Website Accessibility

Accessibility… sometimes when I talk about accessibility in libraries folks imagine ramps, wide doors and not stocking items on bottom shelves. This is all essential, but there is something that is often overlooked: your library’s website. It is like another branch of your library and it needs to be accessible too.

Web accessibility basically means enabling people with disabilities to use the Web. More specifically, website accessibility means that people with disabilities can perceive, understand, navigate, and interact with your website. Having comprehensive accessibility on your website is really important. So, how do you make sure what you are doing is accessible? And if it isn’t, how do you fix it?

This and the next few posts are going to be about accessibility and your library’s website.

I recently ran all of the COLibraries websites through 2 different accessibility checkers. An accessibility checker is a website where you can enter the URL of your library’s website, and the tool runs a check comparing your website with the Web Content Accessibility Guidelines (WCAG). There are TONS of accessibility checkers out there. The WCAG folks have a list of the tools – https://www.w3.org/WAI/ER/tools/. The main difference between the tools is how the results are presented. This is one of the reasons I used two separate checkers. I used one checker that gave me a very good visual, and another that gave me a much more understandable written report.

Let’s look at a few different reports!

This is WAVE (https://wave.webaim.org). It gives a very good visual report.It places icons on the items on your website with errors, warnings, and things done correctly. Icons on both good and bad can be helpful, and the visual is great.

There is a tab on the side that explains the icons and gives a bit more detail.

I used WAVE reports like this in conjunction with an ADA Scan (https://adascan.app/) which looks like this.

Different, aren’t they?! Now, let’s look at one part of these reports.

On the ADAScan we see this:

That same area on the WAVE report looks like this:

Using the two tools together helps me find the code as identified and add the applicable fix in the right place.

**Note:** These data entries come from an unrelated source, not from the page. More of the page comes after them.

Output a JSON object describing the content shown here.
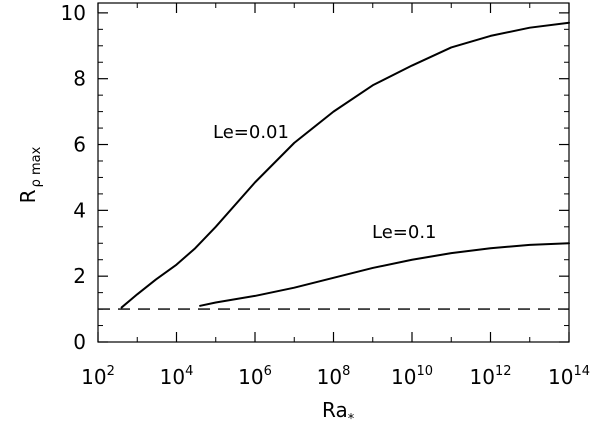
{
  "chart_data": {
    "type": "line",
    "title": "",
    "xlabel": {
      "main": "Ra",
      "sub": "*"
    },
    "ylabel": {
      "main": "R",
      "sub": "ρ max"
    },
    "xscale": "log",
    "xlim": [
      100.0,
      100000000000000.0
    ],
    "ylim": [
      0,
      10.3
    ],
    "grid": false,
    "legend": "none",
    "x_ticks": [
      {
        "base": "10",
        "exp": "2"
      },
      {
        "base": "10",
        "exp": "4"
      },
      {
        "base": "10",
        "exp": "6"
      },
      {
        "base": "10",
        "exp": "8"
      },
      {
        "base": "10",
        "exp": "10"
      },
      {
        "base": "10",
        "exp": "12"
      },
      {
        "base": "10",
        "exp": "14"
      }
    ],
    "y_ticks": [
      "0",
      "2",
      "4",
      "6",
      "8",
      "10"
    ],
    "series": [
      {
        "annotation": "Le=0.01",
        "style": "solid",
        "points": [
          [
            400.0,
            1.05
          ],
          [
            1000.0,
            1.45
          ],
          [
            3000.0,
            1.9
          ],
          [
            10000.0,
            2.35
          ],
          [
            30000.0,
            2.85
          ],
          [
            100000.0,
            3.5
          ],
          [
            1000000.0,
            4.85
          ],
          [
            10000000.0,
            6.05
          ],
          [
            100000000.0,
            7.0
          ],
          [
            1000000000.0,
            7.8
          ],
          [
            10000000000.0,
            8.4
          ],
          [
            100000000000.0,
            8.95
          ],
          [
            1000000000000.0,
            9.3
          ],
          [
            10000000000000.0,
            9.55
          ],
          [
            100000000000000.0,
            9.7
          ]
        ]
      },
      {
        "annotation": "Le=0.1",
        "style": "solid",
        "points": [
          [
            40000.0,
            1.1
          ],
          [
            100000.0,
            1.2
          ],
          [
            1000000.0,
            1.4
          ],
          [
            10000000.0,
            1.65
          ],
          [
            100000000.0,
            1.95
          ],
          [
            1000000000.0,
            2.25
          ],
          [
            10000000000.0,
            2.5
          ],
          [
            100000000000.0,
            2.7
          ],
          [
            1000000000000.0,
            2.85
          ],
          [
            10000000000000.0,
            2.95
          ],
          [
            100000000000000.0,
            3.0
          ]
        ]
      },
      {
        "annotation": "",
        "style": "dashed",
        "points": [
          [
            100.0,
            1.0
          ],
          [
            100000000000000.0,
            1.0
          ]
        ]
      }
    ]
  }
}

Now, some of you might be thinking, “…code? …form elements? Um, Kieran, um, I am a librarian, not a coder.” Yup! I totally understand! There are things that are made accessible by content creators (i.e., library staff) and things that need to be created to be accessible by folk who muck about on the backend of websites. Just like for your physical building, keeping books off the bottom shelf so folks can easily reach them is different than building a ramp to your front door. My goal is to make the structural improvements that are needed (the ramp building, so to speak).

So, let’s talk about the things that content creators need to do to ensure accessibility. The main things to examine are using ALT tags on images, dealing with PDFs, descriptive link text, and the contrast and size of the text. Over the next four posts, we will examine each of these aspects of accessibility. Once we integrate these four things into our regular content adding to the websites we can look at some further design aspects that can really make our websites a pleasure to use for everyone.